Des personnes placent une photo du chef du Hezbollah Hassan Nasrallah sur les décombres du sanctuaire de Chamoun al-Safa, construit à l’intérieur d’un château dans le village de Chamaa au Sud-Liban, le 31 janvier 2025. Mahmoud Zayyat/AFP
Le texte de la déclaration ministérielle, sur la base de laquelle le gouvernement Salam demandera la confiance du Parlement la semaine prochaine, et qui substitue pour la première fois « le droit de l’État à s’assurer le monopole de la détention des armes » au triptyque « Armée, peuple, résistance », est un autre signe que la façon dont le Hezbollah aborde les nouvelles réalités du Liban a beaucoup changé.

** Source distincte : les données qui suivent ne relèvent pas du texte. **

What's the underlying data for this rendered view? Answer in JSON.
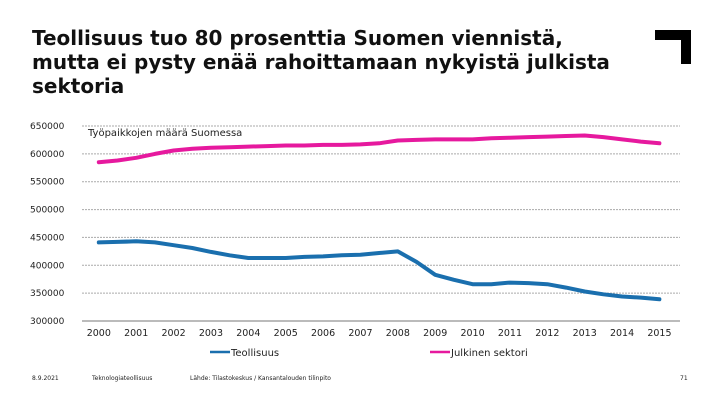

Que signifie cette nouvelle réalité pour le Hezbollah et la communauté chiite en général ? La réponse est paradoxale et, à bien des égards, c’est une bonne nouvelle pour le Liban. Si la communauté demeure une composante majeure du paysage confessionnel du pays, le Hezbollah est paralysé, sans vision régionale plus large pour justifier le maintien de ses armes. Son principal parrain, l’Iran, se concentre désormais sur la façon de se sauver face au cumul de défis critiques qui pourraient l’attendre : une frappe israélienne contre ses installations nucléaires ; des sanctions américaines renforcées qui ne seront levées qu’en cas de démantèlement de ses programmes nucléaires et de missiles, ainsi que son réseau régional d’alliés ; et, plus périlleux encore, la question de la succession de l’ayatollah Ali Khamenei, alors que la légitimité et la continuité du pouvoir est de plus en plus remise en question en interne. De nombreux partisans du Hezbollah savent désormais qu’il n’y aura pas de financement iranien important pour reconstruire ce qu’Israël a dévasté. Le secrétaire général du Hezbollah, Naïm Kassem, l’a admis implicitement en déclarant, le 16 février, que « l’État doit diriger les efforts de reconstruction » car « ce qu’Israël a détruit, il l’a détruit dans l’État libanais ».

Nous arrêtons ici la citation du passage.